In other words, Israel is the only democracy where the taboo against foreign interference on questions of national self-definition has been lifted. In itself, this is extraordinary. More extraordinary is the fact that it has been lifted for a country whose name is synonymous with its self-definition. "The United States of America" denotes a political grouping; "The Netherlands" denotes a geographical location. In both cases, the identity of the state is necessarily a matter of choice. "Israel" denotes ancestry; it is an inherited identity, not a chosen one. To recognize a State of Israel is necessarily and primarily a recognition of that state's identity, rather than of its geographical extent or its political character.
This, then, is half the answer to the question of whether Israel's identity as a Jewish state is a matter of choice or necessity. To recognize Israel is to recognizes a Jewish state; to argue, as my Dutch interlocutor did, that the Jewish character of the state ought at least to be a subject of debate is to say the state of Israel is at best a debatable proposition.
The word normally attached to such a proposition, at least if made by an Israeli, is treason: "The offense of attempting by overt acts to overthrow the government of the state to which the offender owes allegiance." When the idea is proposed by a person belonging to another nationality, it approaches an act of war. In the case of the Jewish state, it is something else again: Not simply an act of aggression against a democratic government, but of the national identity of which that government is the sovereign instrument. The best linguistic approximation we have of this in English is "ethnocide," because it means the extinction of identity without necessarily implying physical extinction.
It might be said that the flip-side of ethnocide is assimilation E Pluribus Unum, the quintessentially American model of submerging particular identities into a universal identity. This is a fine model, at least when it works, which isn't all that often. It is also fine so long as it is voluntary; that is, so long as individuals are willing to exchange inherited identities for chosen ones. But the overwhelming majority of Israelis have opted for the opposite course; that is, they have chosen> to stick with their inherited identity. To propose a binational state, or to demand it, or to countenance it, is to deny Israelis not only their Jewish inheritance but also their democratic wish to live in a Jewish state.
It is fast becoming accepted wisdom in Europe that the only genuinely democratic, just and equitable solution to the Israeli-Palestinian conflict is either a two-state solution A state of "Palestine" on the one side, a state for "all its citizens" on the other or a binational state.

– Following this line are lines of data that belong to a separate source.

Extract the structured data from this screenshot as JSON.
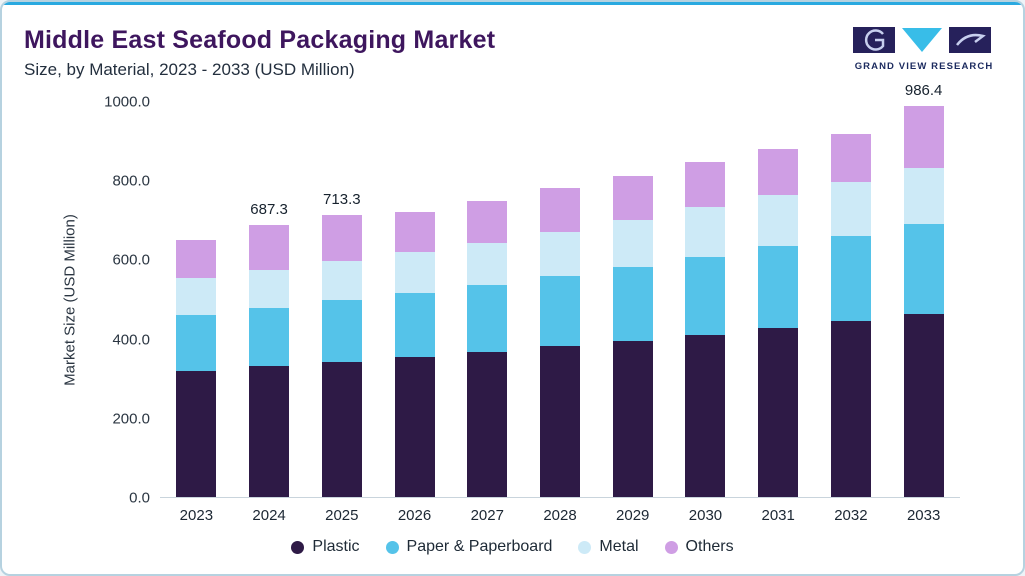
{
  "header": {
    "title": "Middle East Seafood Packaging Market",
    "subtitle": "Size, by Material, 2023 - 2033 (USD Million)"
  },
  "logo": {
    "text": "GRAND VIEW RESEARCH"
  },
  "colors": {
    "accent_line": "#2aa9e0",
    "title": "#3e165e",
    "logo_navy": "#26215b",
    "logo_cyan": "#38bde8"
  },
  "chart_data": {
    "type": "bar",
    "stacked": true,
    "title": "Middle East Seafood Packaging Market Size, by Material, 2023 - 2033 (USD Million)",
    "xlabel": "",
    "ylabel": "Market Size (USD Million)",
    "ylim": [
      0,
      1000
    ],
    "yticks": [
      0,
      200,
      400,
      600,
      800,
      1000
    ],
    "ytick_labels": [
      "0.0",
      "200.0",
      "400.0",
      "600.0",
      "800.0",
      "1000.0"
    ],
    "grid": false,
    "legend_position": "bottom",
    "categories": [
      "2023",
      "2024",
      "2025",
      "2026",
      "2027",
      "2028",
      "2029",
      "2030",
      "2031",
      "2032",
      "2033"
    ],
    "series": [
      {
        "name": "Plastic",
        "color": "#2e1a46",
        "values": [
          318,
          330,
          342,
          354,
          366,
          381,
          394,
          410,
          427,
          444,
          462
        ]
      },
      {
        "name": "Paper & Paperboard",
        "color": "#55c3e9",
        "values": [
          142,
          148,
          155,
          161,
          170,
          178,
          188,
          196,
          206,
          216,
          228
        ]
      },
      {
        "name": "Metal",
        "color": "#cdeaf7",
        "values": [
          92,
          95,
          98,
          103,
          106,
          111,
          117,
          126,
          130,
          136,
          141
        ]
      },
      {
        "name": "Others",
        "color": "#cf9ee4",
        "values": [
          98,
          114.3,
          118.3,
          102,
          106,
          110,
          111,
          113,
          115,
          120,
          155.4
        ]
      }
    ],
    "annotations": {
      "2024": "687.3",
      "2025": "713.3",
      "2033": "986.4"
    }
  }
}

Excluded from the list of acceptable options is a Jewish state (whatever its geographical extent), a state that functions primarily and explicitly for its Jewish citizens. This is the new taboo.
I have deliberately omitted from this essay a discussion of what a binational state would soon descend to, namely, Lebanon. Right now, I'm not interested in practical arguments or probable consequences. The Dutch journalist made an argument from principle, and those are the grounds on which I have responded. Those principles seem to be that Jews have neither a right to national identity nor to democratic choice. There's a term for this too: Anti-Semitism.
By coincidence, my encounter with the Dutch journalist fell very nearly on the 60th anniversary of Anne Frank's arrest. That's barely two generations.The fruit never does fall very far from the tree.